ParaDigMa expects the data to be in seconds relative to the first row, which should be equal to 0. The toolbox has the built-in function transform_time_array to help users transform their time column to the correct format if the timestamps have been sampled in delta time between timestamps. In the near future, the functionalities for transforming other types (e.g., datetime format) shall be provided.

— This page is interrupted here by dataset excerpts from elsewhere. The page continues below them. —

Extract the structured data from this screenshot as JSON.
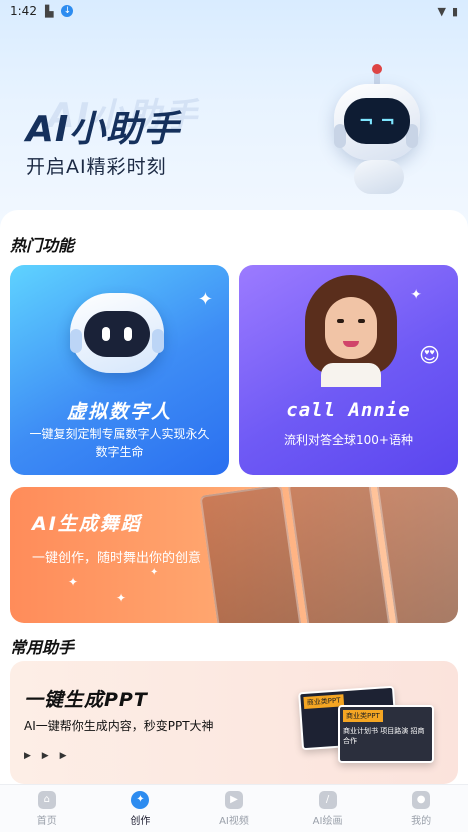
{
  "status_bar": {
    "time": "1:42",
    "icons": [
      "sd-card-icon",
      "download-icon",
      "wifi-icon",
      "battery-icon"
    ]
  },
  "hero": {
    "watermark": "AI小助手",
    "title": "AI小助手",
    "subtitle": "开启AI精彩时刻",
    "robot_eyes": "¬ ¬"
  },
  "hot_features": {
    "title": "热门功能",
    "cards": [
      {
        "title": "虚拟数字人",
        "desc": "一键复刻定制专属数字人实现永久数字生命",
        "sparkle": "✦"
      },
      {
        "title": "call  Annie",
        "desc": "流利对答全球100+语种",
        "sparkle": "✦",
        "emoji": "😍"
      }
    ]
  },
  "dance": {
    "title": "AI生成舞蹈",
    "subtitle": "一键创作，随时舞出你的创意"
  },
  "common": {
    "title": "常用助手",
    "ppt": {
      "title": "一键生成PPT",
      "subtitle": "AI一键帮你生成内容，秒变PPT大神",
      "arrows": "▶ ▶ ▶",
      "thumb_a": "商业类PPT",
      "thumb_b": "商业类PPT",
      "thumb_b_caption": "商业计划书 项目路演 招商合作"
    }
  },
  "bottom_nav": [
    {
      "label": "首页",
      "icon": "home-icon",
      "active": false
    },
    {
      "label": "创作",
      "icon": "lightbulb-icon",
      "active": true
    },
    {
      "label": "AI视频",
      "icon": "video-icon",
      "active": false
    },
    {
      "label": "AI绘画",
      "icon": "brush-icon",
      "active": false
    },
    {
      "label": "我的",
      "icon": "profile-icon",
      "active": false
    }
  ],
  "colors": {
    "accent": "#2d8cf0",
    "card_blue": "#3e8df5",
    "card_purple": "#6f5af5",
    "card_orange": "#ff8c5a"
  }
}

from paradigma.constants import TimeUnit
from paradigma.util import transform_time_array

df_imu[DataColumns.TIME] = transform_time_array(
    time_array=df_imu[DataColumns.TIME], 
    input_unit_type=TimeUnit.DIFFERENCE_MS, 
    output_unit_type=TimeUnit.RELATIVE_S,
)

df_imu.head()
time accelerometer_x accelerometer_y accelerometer_z gyroscope_x gyroscope_y gyroscope_z
0 0.00000 -0.550718 -0.574163 0.273684 -115.670732 32.012195 -26.097561
1 0.01004 -0.535885 -0.623445 0.254545 -110.609757 34.634146 -24.695122
2 0.02008 -0.504306 -0.651675 0.251675 -103.231708 36.768293 -22.926829
3 0.03012 -0.488517 -0.686603 0.265550 -96.280488 38.719512 -21.158537
4 0.04016 -0.494258 -0.725359 0.278469 -92.560976 41.280488 -20.304878
from paradigma.constants import TimeUnit
from paradigma.util import transform_time_array

df_ppg[DataColumns.TIME] = transform_time_array(
    time_array=df_ppg[DataColumns.TIME], 
    input_unit_type=TimeUnit.DIFFERENCE_MS, 
    output_unit_type=TimeUnit.RELATIVE_S,
)

df_ppg.head()
time green
0 0.00000 649511
1 0.00996 648214
2 0.01992 646786
3 0.02988 645334
4 0.03984 644317

These dataframes are ready to be processed by ParaDigMa.